Author’s Note: Oops – this one didn’t get posted in order. Sorry.
Do you feel better now, my little one? Hungry? Reach down deep into your pocket and take a little bread. Just a little – you will need more for your journey – and I will continue my tale.
As Claudius emerged back onto the shore with the frog, he saw that the shore there extended into the lake, a thin finger of land, a line of stones, barely visible above the water, led far out into the lake. And he saw, at the near end of this isthmus, a woman, her back turned toward him. He hardly noticed that the frog jumped down then and disappeared under a fern.
Although, as the frog had cautioned him, he did not make a sound as he approached, she must have sensed he was there, and she turned and he saw his sister, Elena.
She smiled at him but laid a finger across her lips. He nodded. When he reached her, he hugged her tightly. She was thin and poorly dressed, her hair long and lank. But, as the sky was growing orange with sunset, he suspected that would change soon.
She gestured at the stones stretching into the water and indicated that they would walk, single file down that line, and that his footsteps must fall when hers fell, and that he must not touch the water. Claudius followed her silently, stepping when she stepped, carefully keeping to the dry parts of the stones, the still water mirroring the sunset, mirroring his sister, mirroring him.
When they reached the end of the line of stones, Claudius was surprised to see a staircase spiraling down into the water. He followed his sister down into the dark, carefully still matching her steps. At the bottom of the stairs, he found himself in a vast, glass room, the dark blue of the lake stretching around him. Elena stood beside a huge basket woven of lake reeds, holding the lid. She gestured with her shoulder and he climbed into the basket. She laid the cover on top and he found himself in darkness.
With his finger, he made a small hole in the reeds, just large enough for his eye, and peered out. The room was sparsely furnished. The basket, a rocking chair with a pile of blankets beside it. His sister rocked gently, sewing the blankets. As she rocked she began to sing.
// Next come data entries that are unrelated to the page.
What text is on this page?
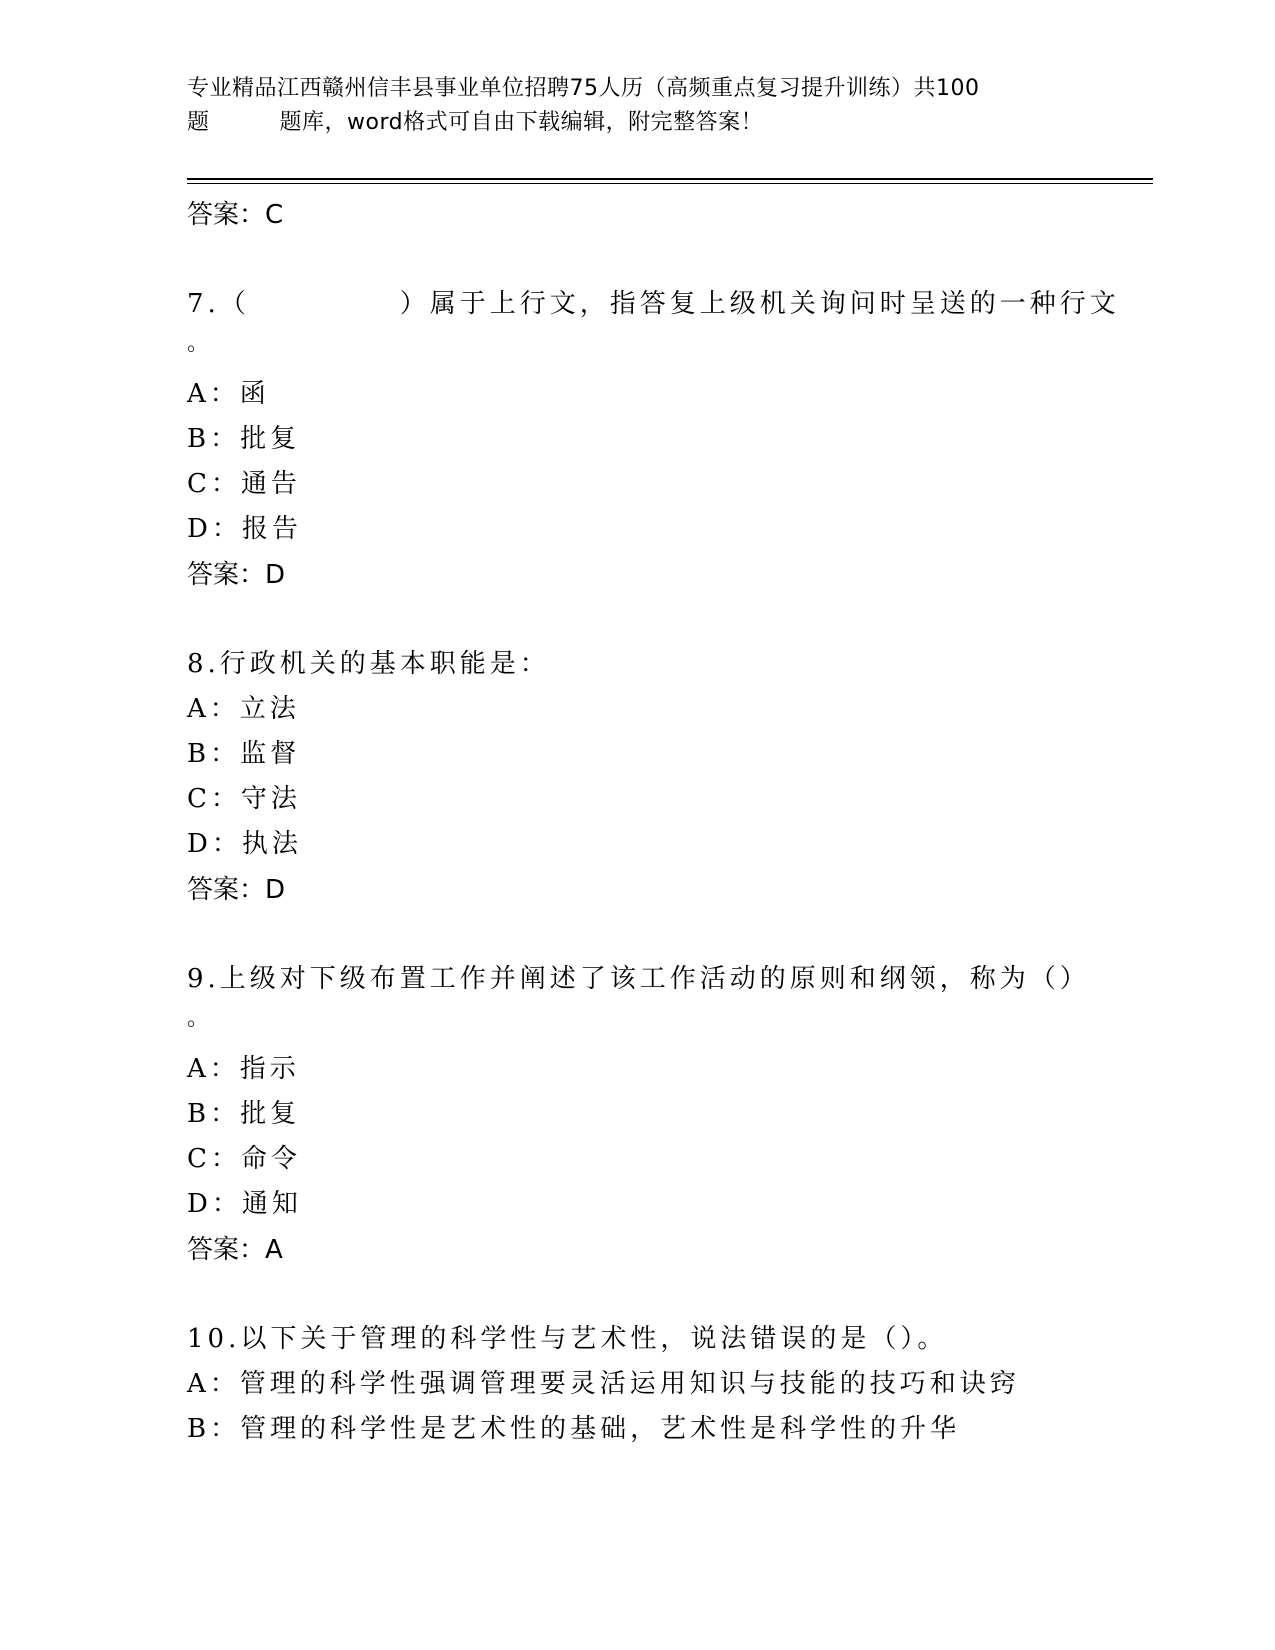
专业精品江西赣州信丰县事业单位招聘75人历（高频重点复习提升训练）共100
题	题库，word格式可自由下载编辑，附完整答案！
答案：C
7.（　　　　　）属于上行文，指答复上级机关询问时呈送的一种行文
。
A：函
B：批复
C：通告
D：报告
答案：D
8.行政机关的基本职能是：
A：立法
B：监督
C：守法
D：执法
答案：D
9.上级对下级布置工作并阐述了该工作活动的原则和纲领，称为（）
。
A：指示
B：批复
C：命令
D：通知
答案：A
10.以下关于管理的科学性与艺术性，说法错误的是（）。
A：管理的科学性强调管理要灵活运用知识与技能的技巧和诀窍
B：管理的科学性是艺术性的基础，艺术性是科学性的升华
She sang about her journey there. How the white horse had grown a fish’s tail and dove deep into the river through their village. How it had drawn the carriage most of that night until it had come to the vast lake and she had seen, not far from shore, a tall glass castle. Her new home. And how she had met her king, a man she had immediately fallen in love with, who treated her like a queen when the moon was high. And how, when the moon set, she found herself in this glass bowl with almost nothing, while her husband swam around and around outside.
Claudius saw then, beyond her, beyond the glass walls, a great shape, as she had said, circling her home. The form was immense and shadowy, and it moved like a predator.
And he heard it singing back to her. Heard it! He felt it, vibrating through the walls, through the floor, through the basket, through his bones. It sounded angry.
He watched as Elena calmly laid aside her sewing and walked to the glass wall closest to the great underwater beast. She lay one hand on the glass and sang again, and Claudius knew that this song was not for him.
He watched and listened as Elena and the king sang to each other then, a strange duet with words, without words, with an intensity of sound that hummed through Claudius’s body like a lullaby. After a while, Claudius grew weary and slept.
And, as always, when he awoke, the moon was high. The glass bowl had been transformed into a castle, and his sister was transfigured, her dress glittering with jewels, her husband charming and welcoming. They laughed and feasted and gazed out over the star-dappled water.
As the moon set, the king, as his brothers had before him, gave Claudius supplies for his journey, and gave him a ring, twisted from scales.
“If you need my help,” he promised, “twist this ring on your finger and call me and I will come. Once.”
Then he pointed the way back to shore. “Once the moon sets, stay away from the water, for I will not know you. Follow the shoreline for three days and you will find what you have been searching for. I wish you luck.”
Claudius turned his back on the castle and made his way to shore.